The Constitutional Court in 2019 ruled that leisure hunting was unconstitutional on the grounds of animal cruelty. But there was no principle of precaution involved about the sensitivity of the animals.

For Judge José Fernando Reyes, the current ruling falls short on a key issue: It considers the sensitivity of fish only in the cases of recreational, leisure or fishing tourism. Yet, all types of fishing are not banned since it will still be authorized for industrial, subsistence, scientific, conservation or control purposes.

Judge Jorge Enrique Ibáñez, who voted in favor of banning recreational fishing, felt that “the life of an animal is more protected than the right to life of the human species who is about to be born”. Judge Cristina Pardo, the only one who voted against the ban, brought the same argument: It would contradict the Court position on human dignity, as a reference to the decriminalization of abortion.

The Constitutional Court in February, in a tight vote, decriminalized abortion until 24 weeks of pregnancy, a historical decision in this Catholic country. But for the two judges, it would be inconsistent to consider fish as sentient beings based on the precautionary principle and not apply the same principle to a 24-week fetus.

Colombia, the only South American country with coastlines in both the Pacific and Atlantic Oceans and with many internal rivers going through a great variety of ecosystems, is a popular destination for international game fishing.

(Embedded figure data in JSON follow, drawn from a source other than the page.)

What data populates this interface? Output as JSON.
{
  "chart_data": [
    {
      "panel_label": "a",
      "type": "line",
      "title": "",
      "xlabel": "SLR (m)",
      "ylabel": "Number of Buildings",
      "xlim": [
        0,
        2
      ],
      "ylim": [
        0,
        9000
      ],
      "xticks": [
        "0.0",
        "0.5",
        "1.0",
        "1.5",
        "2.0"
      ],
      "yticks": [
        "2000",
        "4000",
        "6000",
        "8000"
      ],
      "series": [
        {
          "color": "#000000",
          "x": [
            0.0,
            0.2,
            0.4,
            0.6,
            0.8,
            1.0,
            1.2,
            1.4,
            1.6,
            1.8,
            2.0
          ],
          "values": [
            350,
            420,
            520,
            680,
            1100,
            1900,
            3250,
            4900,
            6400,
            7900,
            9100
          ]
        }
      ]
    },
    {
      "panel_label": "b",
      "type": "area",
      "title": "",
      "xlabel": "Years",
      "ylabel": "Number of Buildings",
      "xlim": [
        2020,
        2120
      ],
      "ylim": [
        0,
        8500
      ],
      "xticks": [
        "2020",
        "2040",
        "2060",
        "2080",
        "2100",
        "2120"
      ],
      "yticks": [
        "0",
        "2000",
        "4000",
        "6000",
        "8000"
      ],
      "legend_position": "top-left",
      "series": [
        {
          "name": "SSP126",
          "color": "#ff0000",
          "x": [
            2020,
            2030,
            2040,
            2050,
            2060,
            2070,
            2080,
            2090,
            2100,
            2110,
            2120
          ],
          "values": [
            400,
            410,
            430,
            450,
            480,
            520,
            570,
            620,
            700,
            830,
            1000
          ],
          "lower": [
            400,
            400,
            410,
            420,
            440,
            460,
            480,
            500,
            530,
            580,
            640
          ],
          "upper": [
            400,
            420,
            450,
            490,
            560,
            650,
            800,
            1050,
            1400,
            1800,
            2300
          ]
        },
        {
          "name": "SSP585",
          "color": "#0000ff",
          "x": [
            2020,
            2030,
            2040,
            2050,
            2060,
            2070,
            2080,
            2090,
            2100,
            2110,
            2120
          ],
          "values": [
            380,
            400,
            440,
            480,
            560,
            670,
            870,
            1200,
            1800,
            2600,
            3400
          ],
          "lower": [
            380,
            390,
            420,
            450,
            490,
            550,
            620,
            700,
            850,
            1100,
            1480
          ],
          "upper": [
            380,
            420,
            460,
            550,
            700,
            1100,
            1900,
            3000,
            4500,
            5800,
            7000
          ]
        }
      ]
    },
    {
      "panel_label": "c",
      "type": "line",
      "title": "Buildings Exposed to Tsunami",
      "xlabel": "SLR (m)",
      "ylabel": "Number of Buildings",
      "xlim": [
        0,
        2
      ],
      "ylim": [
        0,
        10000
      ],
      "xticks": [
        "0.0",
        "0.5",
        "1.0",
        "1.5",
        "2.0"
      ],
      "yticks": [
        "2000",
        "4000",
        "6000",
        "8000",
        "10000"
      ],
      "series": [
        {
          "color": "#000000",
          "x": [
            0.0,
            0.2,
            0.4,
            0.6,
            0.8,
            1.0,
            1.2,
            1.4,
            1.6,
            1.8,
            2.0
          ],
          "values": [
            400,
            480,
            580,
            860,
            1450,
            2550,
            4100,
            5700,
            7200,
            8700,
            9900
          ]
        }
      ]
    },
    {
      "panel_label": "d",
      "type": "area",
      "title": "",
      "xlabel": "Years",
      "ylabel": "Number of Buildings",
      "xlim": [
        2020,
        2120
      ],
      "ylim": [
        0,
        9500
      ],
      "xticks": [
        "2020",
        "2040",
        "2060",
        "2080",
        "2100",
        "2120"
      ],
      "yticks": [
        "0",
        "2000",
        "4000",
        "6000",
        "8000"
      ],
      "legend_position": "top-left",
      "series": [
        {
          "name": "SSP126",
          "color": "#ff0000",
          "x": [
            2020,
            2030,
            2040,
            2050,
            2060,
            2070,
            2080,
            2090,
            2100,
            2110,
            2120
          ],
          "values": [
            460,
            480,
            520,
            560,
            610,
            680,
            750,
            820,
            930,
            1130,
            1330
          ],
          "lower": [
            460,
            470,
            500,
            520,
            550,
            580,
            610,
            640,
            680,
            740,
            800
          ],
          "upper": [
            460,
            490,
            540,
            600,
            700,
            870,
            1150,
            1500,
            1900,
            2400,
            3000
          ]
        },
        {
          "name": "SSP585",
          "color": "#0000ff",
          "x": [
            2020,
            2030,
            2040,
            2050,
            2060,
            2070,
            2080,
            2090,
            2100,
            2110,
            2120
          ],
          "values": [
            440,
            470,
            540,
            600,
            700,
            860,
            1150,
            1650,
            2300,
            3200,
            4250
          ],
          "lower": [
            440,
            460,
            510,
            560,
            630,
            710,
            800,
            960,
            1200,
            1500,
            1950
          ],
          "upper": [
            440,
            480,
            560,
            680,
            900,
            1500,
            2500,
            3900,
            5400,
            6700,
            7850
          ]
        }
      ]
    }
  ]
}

In an interview with El Espectador, the director of the Colombian Association of Pisciculture and Fishing considers the ban would have economic consequences, including for some local and indigenous communities who work with fishing tourism. He also considers that banning a catch-and-release approach to fishing would be detrimental to the animal conservation of many species. It is likely that people find a way around the ban. In recreational fishing, many still eat the fish after they catch it.